While it might not be what you were expecting Boyle’s design surely captures some of the things that many people, here and abroad, most value about Britain – our rural heritage, our landscape, the rolling hills, the wooded copse, the farm animals grazing in the fields, the flower filled meadows of the valleys; all in all a countryside that has motivated many thousands of people, from left and right, to campaign to ensure it is preserved for the enjoyment, livelihoods and benefits of this and future generations.

And did you know that it was the Labour Party (under Atlee) that brought into being The Town and Country Planning Act, to ensure managed and thoughtful development rather than a free for all across the land? And that Atlee’s government also created the first National Parks, while Hilary Benn, as Secretary of State Defra created the most recent, the South Downs National Park, in 2010). If you did, you are almost certainly in a minority.

Friends and comrades campaigning in rural constituencies have often told me that the people they canvass (of any political persuasion, or none) don’t believe that the Labour Party could be that interested or have been that bothered about the countryside – but we were, and should continue to be so.
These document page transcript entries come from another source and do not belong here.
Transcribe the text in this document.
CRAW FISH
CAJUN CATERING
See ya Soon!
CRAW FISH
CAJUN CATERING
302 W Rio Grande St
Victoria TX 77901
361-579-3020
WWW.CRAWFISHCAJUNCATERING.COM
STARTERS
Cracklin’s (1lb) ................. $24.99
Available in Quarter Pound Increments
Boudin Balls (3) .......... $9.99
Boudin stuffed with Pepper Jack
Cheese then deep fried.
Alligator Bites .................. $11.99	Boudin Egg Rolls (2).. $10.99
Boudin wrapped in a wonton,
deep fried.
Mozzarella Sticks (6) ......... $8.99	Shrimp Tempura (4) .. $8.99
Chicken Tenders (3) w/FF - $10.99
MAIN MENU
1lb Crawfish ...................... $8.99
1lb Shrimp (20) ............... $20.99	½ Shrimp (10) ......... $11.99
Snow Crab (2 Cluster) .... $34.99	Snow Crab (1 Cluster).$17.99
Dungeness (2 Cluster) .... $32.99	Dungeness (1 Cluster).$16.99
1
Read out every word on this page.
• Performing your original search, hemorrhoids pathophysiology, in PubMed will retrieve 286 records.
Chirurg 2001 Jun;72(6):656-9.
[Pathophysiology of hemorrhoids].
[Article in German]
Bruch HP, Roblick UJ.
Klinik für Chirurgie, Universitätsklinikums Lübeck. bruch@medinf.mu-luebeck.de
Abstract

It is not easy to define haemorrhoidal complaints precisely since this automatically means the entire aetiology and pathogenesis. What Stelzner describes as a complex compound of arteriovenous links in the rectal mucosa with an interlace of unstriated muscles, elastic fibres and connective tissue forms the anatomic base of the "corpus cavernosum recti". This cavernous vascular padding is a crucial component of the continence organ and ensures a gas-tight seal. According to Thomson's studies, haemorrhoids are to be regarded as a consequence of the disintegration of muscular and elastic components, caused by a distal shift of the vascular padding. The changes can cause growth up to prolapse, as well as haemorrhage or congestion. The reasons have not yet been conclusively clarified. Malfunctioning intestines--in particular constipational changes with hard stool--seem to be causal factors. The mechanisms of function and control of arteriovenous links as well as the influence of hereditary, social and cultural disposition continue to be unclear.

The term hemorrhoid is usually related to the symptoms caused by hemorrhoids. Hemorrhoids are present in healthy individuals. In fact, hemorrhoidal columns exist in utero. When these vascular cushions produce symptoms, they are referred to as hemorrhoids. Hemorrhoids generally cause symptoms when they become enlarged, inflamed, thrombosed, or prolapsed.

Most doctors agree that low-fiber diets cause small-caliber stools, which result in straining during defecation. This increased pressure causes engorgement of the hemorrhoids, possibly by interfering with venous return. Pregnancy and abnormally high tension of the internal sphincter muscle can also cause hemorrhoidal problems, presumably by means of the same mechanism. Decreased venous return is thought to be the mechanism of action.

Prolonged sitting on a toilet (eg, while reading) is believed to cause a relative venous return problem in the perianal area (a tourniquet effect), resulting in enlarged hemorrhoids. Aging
As Danny Boyle’s inspired plan shows, the British countryside has a deep connection with Britons wherever they live, a connection held by the many. We only have to witness the membership numbers of the National Trust, and the RSPB. And as two of the largest mass membership organisations in the UK today, perhaps they also offer some lessons on the importance of national heritage, of biodiversity, of landscapes and all that makes up the natural environment to the revived policy review, particularly when we think about the issues of England and the many seats with a rural dimension and gaining a parliamentary majority in 2015.

We are the party of the Olympics – Labour should be clear that we are the party of the many in the countryside, as well as the many in the cities – that we are One Nation Labour.